Firstly, a new integrated production and transportation CLFSC problem with RTI sharing is investigated, in which multiple manufacturers and retailers are considered. The problem consists of determining production, transportation, and inventory quantities over a time horizon to maximize the total profit of the SC. For the problem, a mixed-integer linear programming (MILP) model is formulated, and a two-phase heuristic algorithm is developed. Experiments on a case study and 225 randomly generated instances are conducted to evaluate the performance of the proposed model and algorithm.
Secondly, an uncertain CLFSC-RTI design problem with multiple manufacturers and retailers is studied, in which only partial information about the uncertain parameters is assumed to be available, i.e., the mean, standard deviation, and lower and upper bounds of the uncertain parameters.
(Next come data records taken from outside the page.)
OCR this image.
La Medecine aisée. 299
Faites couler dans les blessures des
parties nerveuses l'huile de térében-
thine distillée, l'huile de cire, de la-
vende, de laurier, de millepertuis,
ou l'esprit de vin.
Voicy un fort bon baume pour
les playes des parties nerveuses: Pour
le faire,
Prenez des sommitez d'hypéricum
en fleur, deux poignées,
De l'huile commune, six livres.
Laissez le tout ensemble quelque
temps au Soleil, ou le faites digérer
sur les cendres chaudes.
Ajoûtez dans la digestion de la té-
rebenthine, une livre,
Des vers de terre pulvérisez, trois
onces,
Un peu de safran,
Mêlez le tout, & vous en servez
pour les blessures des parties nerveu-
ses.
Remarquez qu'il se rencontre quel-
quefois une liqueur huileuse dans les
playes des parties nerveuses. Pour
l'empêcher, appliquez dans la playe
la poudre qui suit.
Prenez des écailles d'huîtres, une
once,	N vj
The problem consists of determining the locations of manufacturers and coordinating food and RTI flows simultaneously. The objective is to minimize the total expected operational cost from a worst-case perspective. For the problem, a distributionally robust chance-constrained programming (DRCCP) model is constructed. Based on the obtained problem properties, the DRCCP model is approximately transformed into an MILP model. Subsequently, an improved Lagrangian relaxation algorithm is designed. Experiments on 160 randomly generated instances demonstrate the performance of the proposed model and algorithm. Finally, managerial insights are derived via sensitivity analysis.
Thirdly, a new three-echelon CLFSC-RTI resilience improvement problem with human-machine reconciliation and RTI inventory redundancy strategies is investigated, in which uncertain demand, and uncertain production and handling capacities caused by disruption events are assumed to be represented by moment-based ambiguity sets. The problem consists of optimally determining resilience strategies and efficiently coordinating product and RTI flows. The objective is to minimize the total expected operational cost from a worst-case perspective. The problem is formulated by a new DRCCP model. Based on the obtained problem properties, the proposed model is then equivalently transformed into an MILP model. A case study is conducted to provide valuable managerial insights. To handle large-scale instances, an improved relax-and-fix (RF) algorithm is developed. Experimental results on 240 randomly generated instances demonstrate the performance of the improved RF algorithm.